Kings would have a better chance to beat the Lakers by far if they get one of these two. Though, they would have to choose winning a championship over the cash$$


----------



## Wiggum (Jul 29, 2002)

I thought it would be better to get Clark, because we (the Kings) need centers to replace Divac, who probably only has about 3 years left. Clark could take Pollard's place as backup center, and then Pollard could take Funderburke's place as backup PF.


----------



## bebop (Jul 17, 2002)

Donyell Marshall??

Please GOD NO!!!

Huuu, I have to get that out of my system. 
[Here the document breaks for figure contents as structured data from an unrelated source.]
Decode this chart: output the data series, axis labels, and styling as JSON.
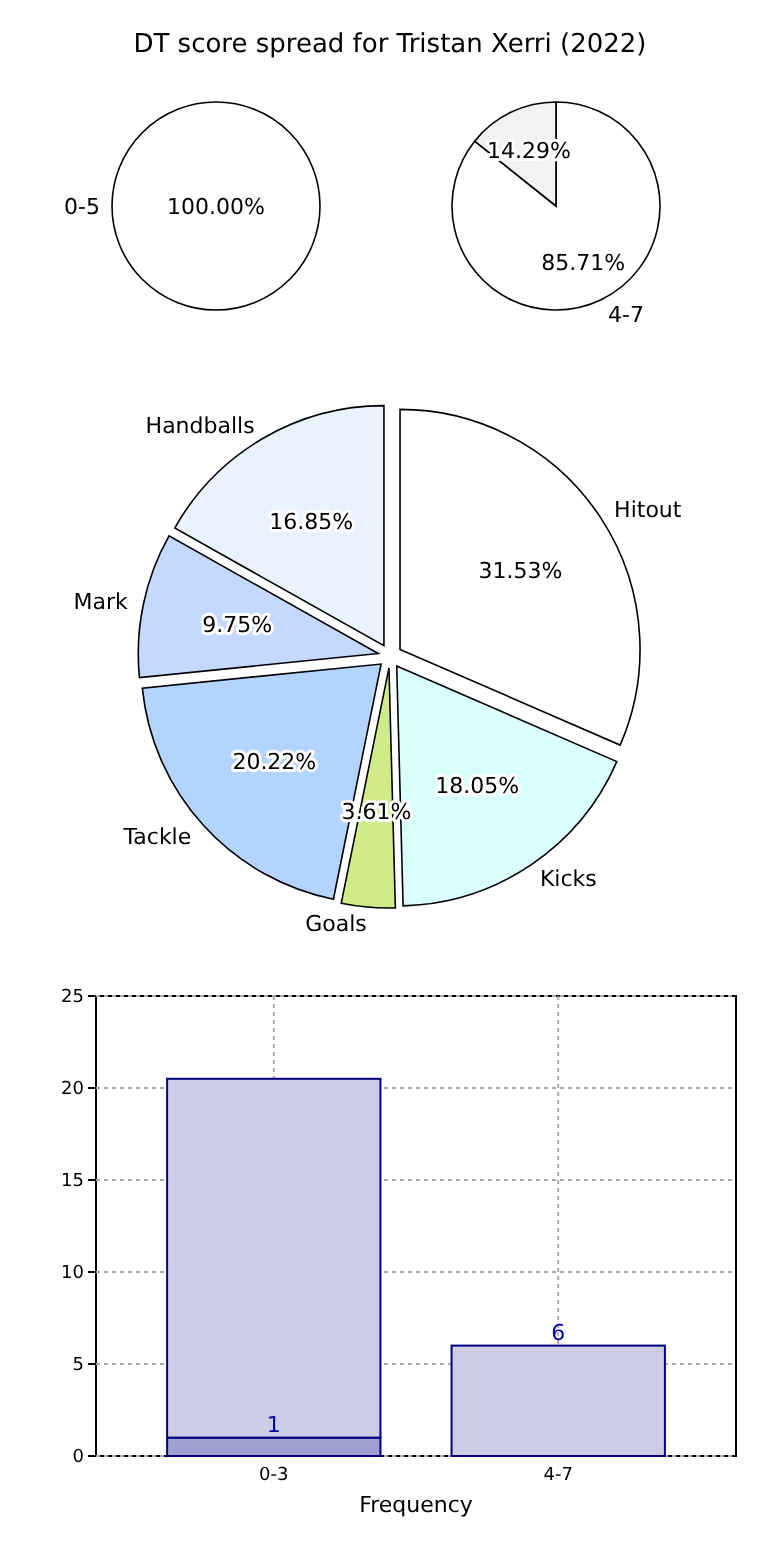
{
  "chart_data": [
    {
      "type": "pie",
      "title": "DT score spread for Tristan Xerri (2022)",
      "categories": [
        "0-5"
      ],
      "values": [
        100
      ],
      "colors": [
        "#ffffff"
      ],
      "value_labels": [
        "100.00%"
      ]
    },
    {
      "type": "pie",
      "categories": [
        "4-7",
        null
      ],
      "values": [
        85.71,
        14.29
      ],
      "colors": [
        "#ffffff",
        "#f2f2f2"
      ],
      "value_labels": [
        "85.71%",
        "14.29%"
      ]
    },
    {
      "type": "pie",
      "categories": [
        "Hitout",
        "Kicks",
        "Goals",
        "Tackle",
        "Mark",
        "Handballs"
      ],
      "values": [
        31.53,
        18.05,
        3.61,
        20.22,
        9.75,
        16.85
      ],
      "colors": [
        "#ffffff",
        "#d9ffff",
        "#d0eb8a",
        "#b3d4ff",
        "#c5d8ff",
        "#eaf1ff"
      ],
      "value_labels": [
        "31.53%",
        "18.05%",
        "3.61%",
        "20.22%",
        "9.75%",
        "16.85%"
      ]
    },
    {
      "type": "bar",
      "xlabel": "Frequency",
      "categories": [
        "0-3",
        "4-7"
      ],
      "ylim": [
        0,
        25
      ],
      "yticks": [
        0,
        5,
        10,
        15,
        20,
        25
      ],
      "grid": true,
      "stacked": true,
      "series": [
        {
          "color": "#a0a0d0",
          "values": [
            1,
            null
          ],
          "value_labels": [
            "1",
            null
          ]
        },
        {
          "color": "#cccce4",
          "values": [
            19.5,
            6
          ],
          "value_labels": [
            null,
            "6"
          ]
        }
      ]
    }
  ]
}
I don't think there is any chance the Kings will sign him. The big softie is not Petrie's type of players. 

Unless Adelman goes out on a limp for him...
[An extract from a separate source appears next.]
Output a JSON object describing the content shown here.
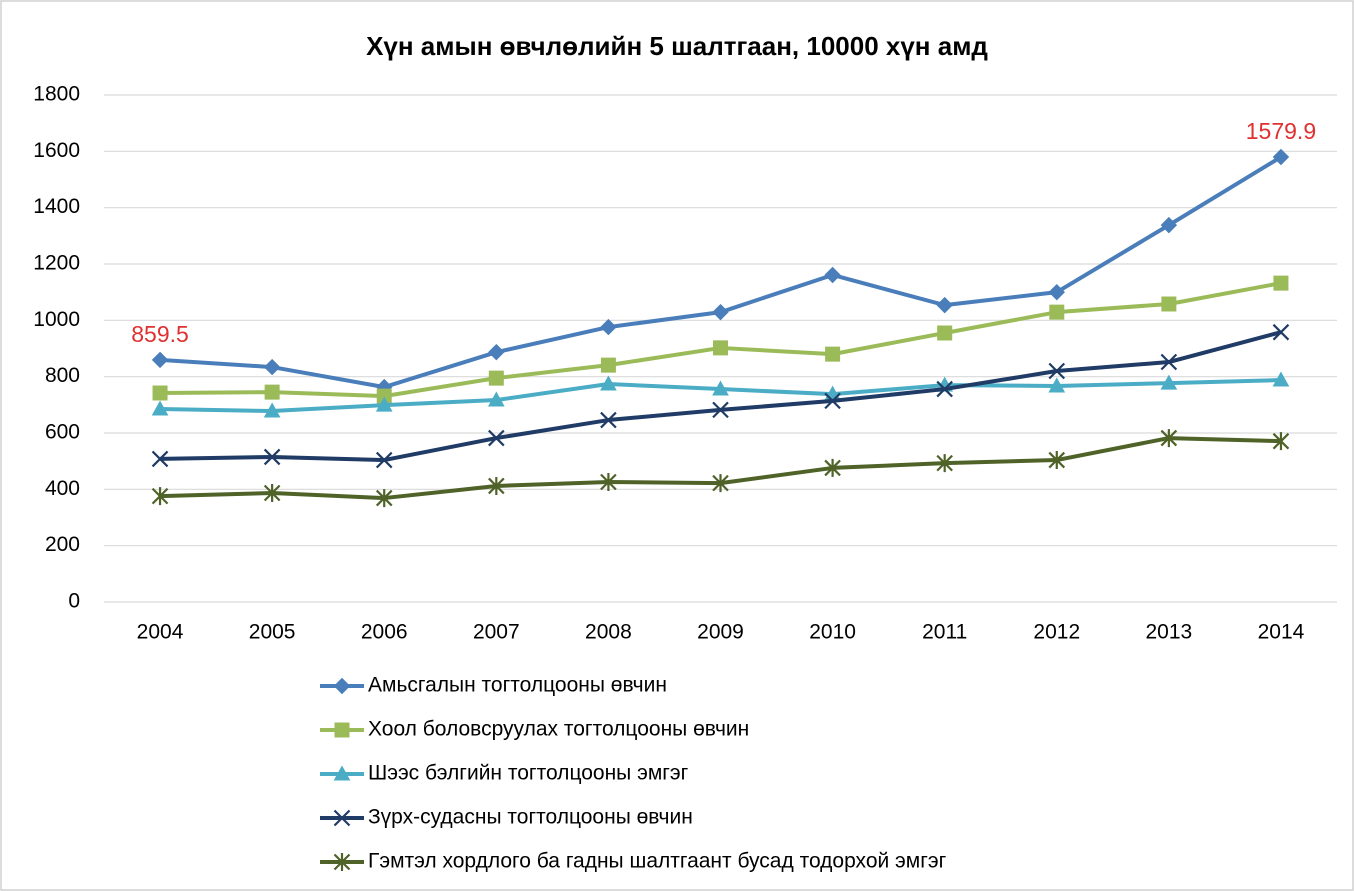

Let's hope not. We need big man, not oversized SF.


----------



## sundevilPAT (Jun 18, 2002)

*I don't know....*

Donyell couldn't hurt hurt you guys...


----------



## bebop (Jul 17, 2002)

*Re: I don't know....*



> Originally posted by *sundevilPAT *
> Donyell couldn't hurt hurt you guys...


Yeah, he couldn't hurt.

But...

We can do a LOT better than having a guy who "Couldn't Hurt."

How about one who "Could Hurt... the Oppositions"??


----------